Complement and complement cascade

Introduction

The complement system, a key component of the immune system, plays an essential role in the recognition, opsonization (coating with proteins to facilitate phagocytosis), and destruction of foreign substances such as viruses, bacteria, and abnormal cells. This cascade of reactions is collectively known as the complement cascade, which involves a series of proteins that are activated in a stepwise manner, ultimately resulting in the lysis (bursting) of target cells or the promotion of phagocytosis. In this comprehensive course, we will delve into the intricacies of the complement system and the complement cascade, exploring their roles, mechanisms, regulation, and clinical significance.

Chapter 1: Overview of the Complement System

1.1 Structure and Components of the Complement System

• The complement system consists of over 30 proteins, divided into three pathways (classical, alternative, and lectin) and a terminal phase common to all three pathways.

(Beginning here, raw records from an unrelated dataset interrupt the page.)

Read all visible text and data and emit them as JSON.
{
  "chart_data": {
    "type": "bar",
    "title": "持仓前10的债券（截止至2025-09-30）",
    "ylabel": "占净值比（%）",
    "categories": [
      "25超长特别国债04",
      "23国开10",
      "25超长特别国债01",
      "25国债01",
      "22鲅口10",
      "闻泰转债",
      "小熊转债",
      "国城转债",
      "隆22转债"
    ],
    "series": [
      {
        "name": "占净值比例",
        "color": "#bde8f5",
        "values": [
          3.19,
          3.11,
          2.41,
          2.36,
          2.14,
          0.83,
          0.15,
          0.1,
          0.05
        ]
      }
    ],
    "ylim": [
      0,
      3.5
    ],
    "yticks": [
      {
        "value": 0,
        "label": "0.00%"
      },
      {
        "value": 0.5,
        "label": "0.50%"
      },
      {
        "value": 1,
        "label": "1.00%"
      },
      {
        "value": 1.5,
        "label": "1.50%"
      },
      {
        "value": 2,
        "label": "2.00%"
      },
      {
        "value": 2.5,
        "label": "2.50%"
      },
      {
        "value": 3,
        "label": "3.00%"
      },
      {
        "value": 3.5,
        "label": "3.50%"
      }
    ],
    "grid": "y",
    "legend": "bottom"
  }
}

1.2 Activation of the Complement System Pathways

• Classical pathway: activated by antibody-antigen complexes or other molecules on the surface of foreign cells
• Alternative pathway: constitutively active in the fluid and tissues, primed to respond rapidly to microbial surfaces
• Lectin pathway: triggered by mannose-binding lectin (MBL) or ficolins binding to carbohydrates on the surface of microbes

Chapter 2: The Classical Pathway

2.1 Initiation and Amplification Steps

• C1 complex recognition and activation by antibody-antigen complexes
• Formation of the C3 convertase (C4b2a or C4b2a2) and its amplification to generate more C3 convertases

2.2 Terminal Phase and Membrane Attack Complex (MAC) Formation

• C5 convertase formation, leading to the cleavage of C5 into C5a and C5b
• Assembly of the membrane attack complex (MAC), comprising C6, C7, C8, and multiple copies of C9, which insert into the cell membrane of the target and cause its lysis

Chapter 3: The Alternative Pathway

3.1 Initiation and Amplification Steps

• Spontaneous activation of C3 on the surface of microbial cells or activated C3b deposited from the classical pathway can bind to factor B, forming C3bB (also known as C3 convertase).
• Amplification step: the product of the C3 convertase reaction (C3bBb) cleaves more C3, leading to the formation of C3bBb2 and C3bBb3, collectively called properdin-dependent C3 convertases.

3.2 Terminal Phase and MAC Formation

• Similar to the classical pathway, the terminal phase involves the sequential activation of C5, C6, C7, C8, and C9, resulting in MAC formation and lysis of the target cell

Chapter 4: The Lectin Pathway

4.1 Initiation Steps

• Recognition and binding of mannose-binding lectin (MBL) or ficolins to carbohydrate structures on microbial surfaces, leading to the formation of MBL-associated serine proteases (MASPs)
• Activation of C4 and C2 by MASP-1 and MASP-2, respectively, forming C3 convertase (C4b2a or C4b2a2) similar to the classical pathway

4.2 Terminal Phase and MAC Formation

• The terminal phase follows the same steps as in the classical and alternative pathways, leading to MAC formation and lysis of the target cell

Chapter 5: Regulation and Clinical Significance

5.1 Regulation of the Complement System

• Inhibitory proteins such as C1 inhibitor, C4b-binding protein, factor H, and factor I control complement activation by inhibiting or degrading activated complement components

5.2 Clinical Significance and Disorders of the Complement System

• Dysregulation of the complement system can lead to autoimmune diseases (e.g., atypical hemolytic uremic syndrome, systemic lupus erythematosus) or increased susceptibility to infections (e.g., C3 deficiency).

Chapter 6: Conclusion and Future Directions

• The complement system plays a crucial role in innate immunity by recognizing and destroying foreign substances, but dysregulation can lead to autoimmune diseases or increased susceptibility to infection.
• Understanding the intricacies of the complement cascade is essential for developing targeted therapies for various immune-related disorders.